Марина Степнова - Женщины Лазаря
Ее все любили, абсолютно все — даже цветы.
Двадцать шестого августа она проснулась рано, словно разбуженная внезапным и болезненным тычком — рядом беззвучно, как ребенок, спал Чалдонов, и лицо у него было такое обиженное и родное, что у Маруси от нежности и любви сжалось и вперебой застучало сердце. За окном стояло влажное предрассветное молоко, было так невероятно тихо, как бывает только утром и только за городом, так что Маруся без малейшего труда услышала, как по крыльцу звонко затопали маленькие босые пятки. Пять лет, как нету Славика, вспомнила она. Пять лет. Уже бы в школу пошел.
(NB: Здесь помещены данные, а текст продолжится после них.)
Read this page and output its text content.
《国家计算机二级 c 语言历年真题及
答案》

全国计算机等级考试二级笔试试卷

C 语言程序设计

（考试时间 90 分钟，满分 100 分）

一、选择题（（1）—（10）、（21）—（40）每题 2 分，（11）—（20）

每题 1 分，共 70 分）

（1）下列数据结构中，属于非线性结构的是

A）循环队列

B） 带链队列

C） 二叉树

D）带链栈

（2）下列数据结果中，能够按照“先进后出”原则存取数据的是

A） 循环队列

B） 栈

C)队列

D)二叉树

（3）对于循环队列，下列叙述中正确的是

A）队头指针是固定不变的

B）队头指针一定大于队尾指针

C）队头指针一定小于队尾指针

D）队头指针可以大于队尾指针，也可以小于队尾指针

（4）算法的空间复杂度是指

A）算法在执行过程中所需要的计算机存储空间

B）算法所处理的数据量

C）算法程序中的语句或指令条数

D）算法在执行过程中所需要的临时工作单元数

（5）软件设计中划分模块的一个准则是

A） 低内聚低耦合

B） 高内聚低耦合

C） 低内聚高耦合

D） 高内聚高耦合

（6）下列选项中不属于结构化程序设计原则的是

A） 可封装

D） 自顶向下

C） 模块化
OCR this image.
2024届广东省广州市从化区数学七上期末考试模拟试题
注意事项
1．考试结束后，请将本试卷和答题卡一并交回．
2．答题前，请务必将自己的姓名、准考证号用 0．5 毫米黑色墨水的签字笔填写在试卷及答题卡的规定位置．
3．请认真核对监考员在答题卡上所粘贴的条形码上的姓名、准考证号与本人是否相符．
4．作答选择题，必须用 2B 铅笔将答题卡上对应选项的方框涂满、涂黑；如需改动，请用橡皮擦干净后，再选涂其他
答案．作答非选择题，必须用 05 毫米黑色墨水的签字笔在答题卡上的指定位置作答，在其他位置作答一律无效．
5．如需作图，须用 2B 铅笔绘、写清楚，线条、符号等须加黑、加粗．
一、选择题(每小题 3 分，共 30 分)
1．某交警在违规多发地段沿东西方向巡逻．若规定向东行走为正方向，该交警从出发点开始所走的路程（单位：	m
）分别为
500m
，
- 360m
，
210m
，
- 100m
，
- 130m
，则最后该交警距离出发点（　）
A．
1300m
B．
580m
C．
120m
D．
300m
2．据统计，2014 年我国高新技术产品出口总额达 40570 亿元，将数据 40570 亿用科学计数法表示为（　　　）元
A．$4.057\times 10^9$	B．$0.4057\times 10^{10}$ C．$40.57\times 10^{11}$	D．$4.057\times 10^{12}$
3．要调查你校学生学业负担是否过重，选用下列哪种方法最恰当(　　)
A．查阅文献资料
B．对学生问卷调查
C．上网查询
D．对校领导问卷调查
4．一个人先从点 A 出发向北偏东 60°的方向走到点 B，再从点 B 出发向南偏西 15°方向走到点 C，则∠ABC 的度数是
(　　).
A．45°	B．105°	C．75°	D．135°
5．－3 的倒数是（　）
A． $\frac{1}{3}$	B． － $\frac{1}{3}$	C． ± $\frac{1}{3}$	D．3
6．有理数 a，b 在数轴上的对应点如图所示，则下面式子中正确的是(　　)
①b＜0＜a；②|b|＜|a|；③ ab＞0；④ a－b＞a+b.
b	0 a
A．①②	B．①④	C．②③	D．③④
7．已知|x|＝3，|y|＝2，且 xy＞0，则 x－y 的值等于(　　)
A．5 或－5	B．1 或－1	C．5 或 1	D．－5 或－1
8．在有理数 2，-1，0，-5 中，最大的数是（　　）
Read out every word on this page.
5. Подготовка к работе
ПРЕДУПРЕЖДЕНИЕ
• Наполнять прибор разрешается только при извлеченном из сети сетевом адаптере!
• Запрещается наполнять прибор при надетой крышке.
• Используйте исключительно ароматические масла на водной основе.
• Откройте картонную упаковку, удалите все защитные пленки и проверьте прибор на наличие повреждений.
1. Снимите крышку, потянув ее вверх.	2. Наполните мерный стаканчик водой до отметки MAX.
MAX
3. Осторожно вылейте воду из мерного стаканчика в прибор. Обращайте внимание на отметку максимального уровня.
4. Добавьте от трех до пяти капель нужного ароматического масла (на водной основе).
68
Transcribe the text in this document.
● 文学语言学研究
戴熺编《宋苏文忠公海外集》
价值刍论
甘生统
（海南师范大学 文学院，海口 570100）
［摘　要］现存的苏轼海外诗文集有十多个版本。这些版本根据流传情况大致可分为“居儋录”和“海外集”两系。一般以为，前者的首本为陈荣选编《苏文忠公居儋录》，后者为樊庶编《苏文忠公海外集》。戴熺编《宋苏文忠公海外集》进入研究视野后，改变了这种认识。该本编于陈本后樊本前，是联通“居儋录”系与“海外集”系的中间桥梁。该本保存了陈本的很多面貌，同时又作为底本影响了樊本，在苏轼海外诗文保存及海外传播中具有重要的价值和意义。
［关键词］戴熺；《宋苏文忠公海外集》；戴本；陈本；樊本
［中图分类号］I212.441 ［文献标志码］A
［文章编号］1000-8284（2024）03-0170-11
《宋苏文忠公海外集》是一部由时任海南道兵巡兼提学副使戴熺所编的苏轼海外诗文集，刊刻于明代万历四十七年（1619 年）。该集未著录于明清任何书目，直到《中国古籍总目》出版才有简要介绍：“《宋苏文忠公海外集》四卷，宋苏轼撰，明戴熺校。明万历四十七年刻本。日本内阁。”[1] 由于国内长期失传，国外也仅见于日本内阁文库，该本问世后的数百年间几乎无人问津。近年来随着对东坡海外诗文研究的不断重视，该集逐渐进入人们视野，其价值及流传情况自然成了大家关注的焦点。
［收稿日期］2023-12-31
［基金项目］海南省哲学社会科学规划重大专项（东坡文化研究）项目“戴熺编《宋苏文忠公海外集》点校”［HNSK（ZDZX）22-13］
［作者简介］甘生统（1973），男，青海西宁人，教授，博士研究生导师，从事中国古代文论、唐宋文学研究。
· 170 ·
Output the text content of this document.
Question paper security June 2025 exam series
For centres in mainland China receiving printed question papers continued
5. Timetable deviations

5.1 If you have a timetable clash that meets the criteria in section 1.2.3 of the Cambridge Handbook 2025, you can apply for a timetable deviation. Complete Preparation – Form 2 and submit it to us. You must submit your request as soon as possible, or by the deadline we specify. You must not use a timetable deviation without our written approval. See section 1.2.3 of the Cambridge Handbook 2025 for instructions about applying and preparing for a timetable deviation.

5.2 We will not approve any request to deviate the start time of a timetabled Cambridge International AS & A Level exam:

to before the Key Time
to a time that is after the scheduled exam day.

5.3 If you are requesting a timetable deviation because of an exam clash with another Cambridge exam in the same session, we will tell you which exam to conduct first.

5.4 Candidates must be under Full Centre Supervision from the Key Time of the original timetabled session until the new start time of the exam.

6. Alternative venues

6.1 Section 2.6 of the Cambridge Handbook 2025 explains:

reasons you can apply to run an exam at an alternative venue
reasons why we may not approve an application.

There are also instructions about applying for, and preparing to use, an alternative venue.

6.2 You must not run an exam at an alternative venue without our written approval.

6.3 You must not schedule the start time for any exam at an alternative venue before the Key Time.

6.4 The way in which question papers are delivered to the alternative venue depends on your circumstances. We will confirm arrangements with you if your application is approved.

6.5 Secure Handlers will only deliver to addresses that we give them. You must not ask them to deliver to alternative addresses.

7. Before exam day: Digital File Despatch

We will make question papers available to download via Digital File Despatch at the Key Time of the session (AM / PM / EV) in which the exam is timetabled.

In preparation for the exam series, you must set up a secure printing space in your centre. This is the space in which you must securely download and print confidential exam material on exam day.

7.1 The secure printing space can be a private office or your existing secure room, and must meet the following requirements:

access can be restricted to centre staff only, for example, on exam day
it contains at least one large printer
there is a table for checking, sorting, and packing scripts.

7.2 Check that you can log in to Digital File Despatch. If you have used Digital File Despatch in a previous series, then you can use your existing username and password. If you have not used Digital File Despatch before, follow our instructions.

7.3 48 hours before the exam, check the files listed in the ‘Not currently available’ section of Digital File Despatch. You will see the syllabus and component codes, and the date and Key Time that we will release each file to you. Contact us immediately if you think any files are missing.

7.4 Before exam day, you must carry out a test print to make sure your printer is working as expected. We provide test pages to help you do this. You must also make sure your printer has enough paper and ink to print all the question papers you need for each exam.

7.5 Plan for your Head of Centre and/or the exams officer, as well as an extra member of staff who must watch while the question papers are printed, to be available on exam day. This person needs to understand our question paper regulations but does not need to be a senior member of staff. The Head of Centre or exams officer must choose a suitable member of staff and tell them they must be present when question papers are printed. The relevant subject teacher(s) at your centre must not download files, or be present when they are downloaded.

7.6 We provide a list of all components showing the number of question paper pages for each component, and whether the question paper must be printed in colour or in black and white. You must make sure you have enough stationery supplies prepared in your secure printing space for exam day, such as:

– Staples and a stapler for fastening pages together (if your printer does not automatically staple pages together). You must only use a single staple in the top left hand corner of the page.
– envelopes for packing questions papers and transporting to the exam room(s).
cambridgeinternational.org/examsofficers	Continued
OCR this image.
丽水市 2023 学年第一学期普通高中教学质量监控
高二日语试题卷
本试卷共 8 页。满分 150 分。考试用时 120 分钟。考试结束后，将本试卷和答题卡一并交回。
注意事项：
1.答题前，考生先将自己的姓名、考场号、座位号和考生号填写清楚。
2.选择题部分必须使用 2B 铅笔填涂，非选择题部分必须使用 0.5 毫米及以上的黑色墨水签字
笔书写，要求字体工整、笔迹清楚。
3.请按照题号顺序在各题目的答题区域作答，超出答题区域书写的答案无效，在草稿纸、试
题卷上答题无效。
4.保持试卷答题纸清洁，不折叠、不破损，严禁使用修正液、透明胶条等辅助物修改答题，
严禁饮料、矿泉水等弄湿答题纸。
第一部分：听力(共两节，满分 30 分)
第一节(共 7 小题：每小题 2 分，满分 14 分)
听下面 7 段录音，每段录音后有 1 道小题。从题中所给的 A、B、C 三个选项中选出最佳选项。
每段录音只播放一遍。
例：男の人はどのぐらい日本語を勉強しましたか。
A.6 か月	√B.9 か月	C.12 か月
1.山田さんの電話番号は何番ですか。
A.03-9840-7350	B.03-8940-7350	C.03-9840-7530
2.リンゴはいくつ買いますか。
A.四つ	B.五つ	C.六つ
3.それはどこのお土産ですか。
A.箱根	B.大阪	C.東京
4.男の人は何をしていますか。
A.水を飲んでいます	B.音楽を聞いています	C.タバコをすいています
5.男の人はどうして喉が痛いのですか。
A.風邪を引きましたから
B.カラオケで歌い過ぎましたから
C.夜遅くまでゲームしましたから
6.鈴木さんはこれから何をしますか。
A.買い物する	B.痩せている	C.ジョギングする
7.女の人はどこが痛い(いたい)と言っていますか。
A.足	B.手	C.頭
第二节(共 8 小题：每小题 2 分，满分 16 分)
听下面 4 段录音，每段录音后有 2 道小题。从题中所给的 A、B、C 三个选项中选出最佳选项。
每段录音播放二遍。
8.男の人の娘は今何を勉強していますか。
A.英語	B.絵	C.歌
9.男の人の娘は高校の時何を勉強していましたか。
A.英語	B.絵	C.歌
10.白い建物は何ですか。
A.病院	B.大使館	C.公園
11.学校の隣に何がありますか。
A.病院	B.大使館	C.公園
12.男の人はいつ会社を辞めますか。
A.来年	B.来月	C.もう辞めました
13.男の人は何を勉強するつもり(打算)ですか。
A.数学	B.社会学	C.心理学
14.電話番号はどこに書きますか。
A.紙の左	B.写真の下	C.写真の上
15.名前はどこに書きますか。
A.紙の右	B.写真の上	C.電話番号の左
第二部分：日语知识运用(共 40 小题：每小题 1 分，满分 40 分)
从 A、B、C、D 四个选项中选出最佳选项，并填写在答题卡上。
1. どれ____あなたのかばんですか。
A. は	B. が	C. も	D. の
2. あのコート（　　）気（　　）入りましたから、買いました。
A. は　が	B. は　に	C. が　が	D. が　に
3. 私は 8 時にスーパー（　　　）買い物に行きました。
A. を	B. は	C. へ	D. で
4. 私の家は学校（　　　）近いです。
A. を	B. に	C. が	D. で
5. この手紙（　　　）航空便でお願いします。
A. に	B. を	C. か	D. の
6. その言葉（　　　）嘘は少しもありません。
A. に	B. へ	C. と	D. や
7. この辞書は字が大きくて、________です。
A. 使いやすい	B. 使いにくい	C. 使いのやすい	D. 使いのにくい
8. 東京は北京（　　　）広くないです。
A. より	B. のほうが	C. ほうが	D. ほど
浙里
Дробный детский топоток затих, будто кто-то там, снаружи, стоял у двери, не решаясь постучаться.
«Иди, милый, я скоро», — мысленно пообещала Маруся, и ножки послушались, ушли, и тотчас напористо заголосили разом проснувшиеся птицы, завозился в своей одеяльной одури Чалдонов, и день, набирая скорость, обороты, гул, покатил раз и навсегда положенным славным маршрутом — завтрак, молоко, возня с упругим охающим тестом, кладбище, сад, чашка крепкого чая, словно сама собой возникшая у локтя склонившегося над рукописью мужа. Спасибо, милая, что ты — я бы прекрасно сам. Маруся прижалась нежным ртом к его старой, совсем оплешивевшей макушке. Стыдно, столько горя кругом, всю жизнь, а я всю жизнь счастлива. Спасибо, Господи. За эту чашу, за мужа, за то, что не оставил, держал столько лет, как наседка, под своим невыносимым крылом.
Они поужинали вдвоем на скрипучей дощатой терраске, которую Чалдонов все лето собирался утеплить, да так и не поймал мастера трезвым, ты уж сама поговори с ним, Маруся, тебя он послушает, а то время к осени, вон уж, и теперь холодает, нет, и слышать не хочу, не хватает еще, чтобы ты простудилась. Он принес жене пуховый платок, пожилой, переживший вместе с ними столько всего, что почти одушевленный, и Маруся благодарно укуталась, прижалась щекой к плечу мужа, и они еще долго-долго сидели и разговаривали ни о чем, о том, что жалко, что Лесика нету все лето, что пирог в этот раз поднялся куда лучше, чем в прошлый, а все потому, что не надо выдумывать, сказано — два яйца, так и надо класть два, а не четыре, что в сентябре можно будет начинать квасить капусту — ты только подумай, в Москве в сентябре еще в босоножках ходят, а тут — почитай, что зима.
Ты не скучаешь по Москве?
Нет, я с тобой никогда ни о чем не скучаю.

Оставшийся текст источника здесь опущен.